Lastly, Sepsis-3 is also advantageous as it better aligns with the contemporary understanding of the pathophysiology of sepsis. Angus et al[16] have proposed a framework to assess sepsis criteria, and Seymour et al[13] provided a case study using this framework. Briefly, the Sepsis-3 criteria for sepsis demonstrate content validity (agreement with contemporary understanding of sepsis), construct validity (agreement with similar previously used definitions), and criterion validity (identification of a cohort at risk of death). We provide a more detailed assessment in the Supplemental Material (Supplemental Digital Content 1, http://links.lww.com/CCM/D208), and we refer the interested reader there.
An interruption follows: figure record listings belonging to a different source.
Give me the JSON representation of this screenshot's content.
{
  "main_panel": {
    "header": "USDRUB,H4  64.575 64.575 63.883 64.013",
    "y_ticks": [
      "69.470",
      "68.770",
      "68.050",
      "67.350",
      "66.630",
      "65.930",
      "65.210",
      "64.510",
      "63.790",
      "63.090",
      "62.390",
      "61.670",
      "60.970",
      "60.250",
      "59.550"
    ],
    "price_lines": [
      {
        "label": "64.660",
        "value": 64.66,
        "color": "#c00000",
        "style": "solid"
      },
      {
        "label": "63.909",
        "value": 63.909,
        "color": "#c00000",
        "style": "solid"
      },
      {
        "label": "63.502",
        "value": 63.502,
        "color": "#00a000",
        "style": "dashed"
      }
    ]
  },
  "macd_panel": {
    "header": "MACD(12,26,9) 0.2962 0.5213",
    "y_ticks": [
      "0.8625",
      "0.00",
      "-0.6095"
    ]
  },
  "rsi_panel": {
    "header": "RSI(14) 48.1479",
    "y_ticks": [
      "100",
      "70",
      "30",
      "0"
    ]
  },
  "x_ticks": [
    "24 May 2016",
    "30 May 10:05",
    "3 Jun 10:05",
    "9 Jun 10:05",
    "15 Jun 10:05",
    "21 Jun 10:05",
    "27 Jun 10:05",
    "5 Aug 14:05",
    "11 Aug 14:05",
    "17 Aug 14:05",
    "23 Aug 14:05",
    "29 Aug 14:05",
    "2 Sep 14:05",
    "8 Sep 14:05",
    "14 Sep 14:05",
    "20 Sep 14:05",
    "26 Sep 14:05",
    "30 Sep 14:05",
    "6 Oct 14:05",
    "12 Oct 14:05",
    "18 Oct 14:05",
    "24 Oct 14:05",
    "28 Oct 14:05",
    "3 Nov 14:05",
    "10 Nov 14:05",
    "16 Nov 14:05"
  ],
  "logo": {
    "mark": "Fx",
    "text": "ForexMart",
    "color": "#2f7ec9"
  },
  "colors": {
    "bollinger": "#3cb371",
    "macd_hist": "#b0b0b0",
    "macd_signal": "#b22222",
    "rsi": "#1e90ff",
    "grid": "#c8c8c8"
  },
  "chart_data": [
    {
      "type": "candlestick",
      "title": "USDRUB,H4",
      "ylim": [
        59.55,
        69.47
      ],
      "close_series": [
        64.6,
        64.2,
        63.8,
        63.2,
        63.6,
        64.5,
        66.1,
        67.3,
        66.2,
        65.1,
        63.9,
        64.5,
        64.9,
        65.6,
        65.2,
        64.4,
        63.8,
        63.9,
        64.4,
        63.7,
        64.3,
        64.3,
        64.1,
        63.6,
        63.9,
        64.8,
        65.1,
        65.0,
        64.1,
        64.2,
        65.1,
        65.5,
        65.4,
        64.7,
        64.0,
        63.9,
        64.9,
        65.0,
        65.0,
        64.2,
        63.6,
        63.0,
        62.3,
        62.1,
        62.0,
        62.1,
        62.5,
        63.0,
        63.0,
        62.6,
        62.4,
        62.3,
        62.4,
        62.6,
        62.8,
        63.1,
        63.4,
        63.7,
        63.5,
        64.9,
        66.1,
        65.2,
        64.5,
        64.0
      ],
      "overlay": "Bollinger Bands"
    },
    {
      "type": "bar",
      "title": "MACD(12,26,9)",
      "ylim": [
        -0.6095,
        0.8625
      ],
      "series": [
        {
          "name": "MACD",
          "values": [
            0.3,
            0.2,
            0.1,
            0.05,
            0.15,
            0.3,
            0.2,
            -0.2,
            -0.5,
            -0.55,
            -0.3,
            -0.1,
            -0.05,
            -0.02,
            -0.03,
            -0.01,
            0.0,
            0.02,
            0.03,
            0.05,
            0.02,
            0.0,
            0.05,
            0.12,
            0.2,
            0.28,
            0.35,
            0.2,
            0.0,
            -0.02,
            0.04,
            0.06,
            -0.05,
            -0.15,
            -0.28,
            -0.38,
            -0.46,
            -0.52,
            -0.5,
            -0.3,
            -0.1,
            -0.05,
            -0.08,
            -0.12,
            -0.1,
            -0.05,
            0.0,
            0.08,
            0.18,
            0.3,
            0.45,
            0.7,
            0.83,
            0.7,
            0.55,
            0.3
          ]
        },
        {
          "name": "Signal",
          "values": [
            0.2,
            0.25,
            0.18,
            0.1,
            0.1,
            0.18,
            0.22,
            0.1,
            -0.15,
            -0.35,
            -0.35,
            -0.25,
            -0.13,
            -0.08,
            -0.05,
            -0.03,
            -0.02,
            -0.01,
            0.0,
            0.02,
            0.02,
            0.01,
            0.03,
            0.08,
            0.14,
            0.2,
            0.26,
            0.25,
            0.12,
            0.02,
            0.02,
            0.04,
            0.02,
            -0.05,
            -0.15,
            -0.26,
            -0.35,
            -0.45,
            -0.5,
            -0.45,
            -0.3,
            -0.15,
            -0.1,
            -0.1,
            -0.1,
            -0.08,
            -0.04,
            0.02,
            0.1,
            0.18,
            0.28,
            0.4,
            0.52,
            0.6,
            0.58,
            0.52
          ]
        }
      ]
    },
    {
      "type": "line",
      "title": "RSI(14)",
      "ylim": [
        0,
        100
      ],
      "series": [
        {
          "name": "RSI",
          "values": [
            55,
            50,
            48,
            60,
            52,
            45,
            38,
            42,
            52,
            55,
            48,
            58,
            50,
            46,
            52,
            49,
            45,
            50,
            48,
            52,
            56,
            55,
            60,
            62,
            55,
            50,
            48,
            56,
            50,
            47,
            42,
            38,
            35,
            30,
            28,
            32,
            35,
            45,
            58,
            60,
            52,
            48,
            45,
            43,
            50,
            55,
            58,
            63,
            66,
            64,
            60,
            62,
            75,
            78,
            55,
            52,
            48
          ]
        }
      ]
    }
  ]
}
Overall, Sepsis-3 appears to present usable and viable criteria for retrospectively identifying septic patients in EHRs for the three reasons discussed: 1) it is consistent with other criteria, 2) it is timely, and 3) it satisfies many forms of validity. However, there are some limitations to the Sepsis-3 criteria. Both the Sepsis-3 and the CDC criteria rely on treatments as surrogates for organ failure. More importantly for Sepsis-3, the retrospective definition of suspicion of infection is entirely dependent the actions of the clinician. As a result, the test lacks "meta-reliability," that is, it is susceptible to changes unrelated to the biology of the patient.
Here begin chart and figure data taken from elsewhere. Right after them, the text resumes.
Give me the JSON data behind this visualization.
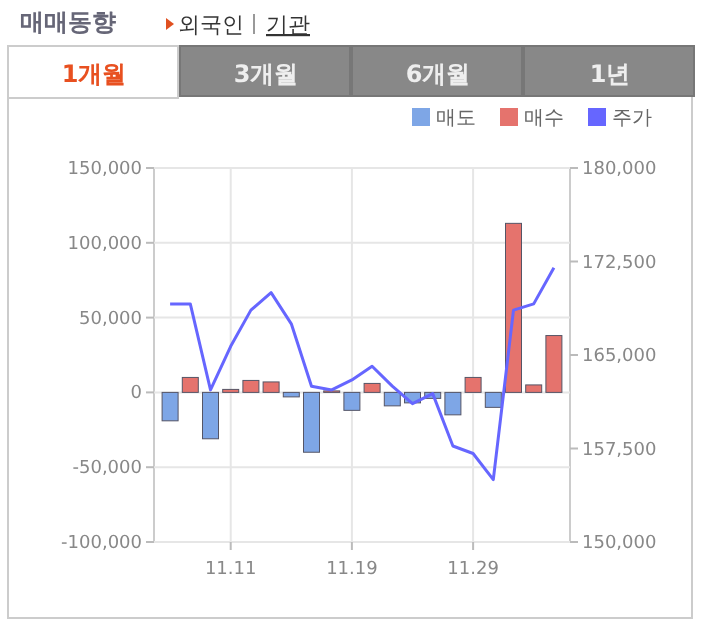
{
  "chart_data": {
    "type": "bar",
    "title": "매매동향",
    "annotations": [
      "외국인",
      "기관",
      "1개월",
      "3개월",
      "6개월",
      "1년"
    ],
    "categories": [
      null,
      null,
      null,
      "11.11",
      null,
      null,
      null,
      null,
      null,
      "11.19",
      null,
      null,
      null,
      null,
      null,
      "11.29",
      null,
      null,
      null,
      null
    ],
    "series": [
      {
        "name": "매도",
        "color": "#7ea6e6",
        "values": [
          -19000,
          0,
          -31000,
          0,
          0,
          0,
          -3000,
          -40000,
          0,
          -12000,
          0,
          -9000,
          -7000,
          -4000,
          -15000,
          0,
          -10000,
          0,
          0,
          0
        ]
      },
      {
        "name": "매수",
        "color": "#e5736d",
        "values": [
          0,
          10000,
          0,
          2000,
          8000,
          7000,
          0,
          0,
          1000,
          0,
          6000,
          0,
          0,
          0,
          0,
          10000,
          0,
          113000,
          5000,
          38000
        ]
      },
      {
        "name": "주가",
        "type": "line",
        "axis": "y2",
        "color": "#6666ff",
        "values": [
          169100,
          169100,
          162200,
          165700,
          168600,
          170000,
          167500,
          162500,
          162200,
          163000,
          164100,
          162500,
          161100,
          161900,
          157700,
          157100,
          155000,
          168600,
          169100,
          172000
        ]
      }
    ],
    "ylim": [
      -100000,
      150000
    ],
    "yticks": [
      {
        "value": -100000,
        "label": "-100,000"
      },
      {
        "value": -50000,
        "label": "-50,000"
      },
      {
        "value": 0,
        "label": "0"
      },
      {
        "value": 50000,
        "label": "50,000"
      },
      {
        "value": 100000,
        "label": "100,000"
      },
      {
        "value": 150000,
        "label": "150,000"
      }
    ],
    "y2lim": [
      150000,
      180000
    ],
    "y2ticks": [
      {
        "value": 150000,
        "label": "150,000"
      },
      {
        "value": 157500,
        "label": "157,500"
      },
      {
        "value": 165000,
        "label": "165,000"
      },
      {
        "value": 172500,
        "label": "172,500"
      },
      {
        "value": 180000,
        "label": "180,000"
      }
    ],
    "grid": true,
    "legend": "top right"
  }
}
Organ failure as captured by SOFA (and used by Sepsis-3) also has limitations. The neurologic component uses the Glasgow Coma Scale, which has known issues regarding interrater reliability and use/scoring in intubated and/or sedated patients.[17] The respiratory component requires an arterial blood gas and uses a low PaO2/FIO2 ratio as a marker of severity of illness. This measurement requires a known, specialized source of oxygen for accurate measurement of FIO2 and thus is variably accurate across different treatment regimens.[18] Finally, the cardiovascular component is primarily determined by the type and rate of vasopressor administration, and not on the degree of organ failure; thus scoring is susceptible to the clinician's propensity for certain interventions. The cardiovascular component of SOFA is scored as 2 if a patient is administered low-dose dopamine, though this is infrequently done in contemporary clinical practice. All of these issues are rooted in the inherent difficulty of quantifying the level of organ dysfunction when patients are intensively treated. In the absence of advances in direct quantification of organ function, carefully conceived simplifications of current criteria could improve robustness to variation in clinical practice and may improve construct validity. For example, instead of quantifying the level of organ dysfunction based on the type and dose of vasopressor (as is done in SOFA), criteria could be simplified to use of any vasopressor (such as in the CDC definition).

Our study has several limitations. First, our results are limited to a single tertiary medical center. Second, we excluded patients suspected of infection more than 24 hours before or after ICU admission, and our results are limited to patients admitted to the ICU with sepsis. We did not address the use of the SIRS criteria for sepsis identification as these criteria are not intended to independently identify septic patients.[19] Finally, knowledge of sepsis continues to develop, and the evaluation in this work rests vulnerably upon universal agreement of what sepsis is, how it is defined clinically, and precisely how the applicable terminologies are documented.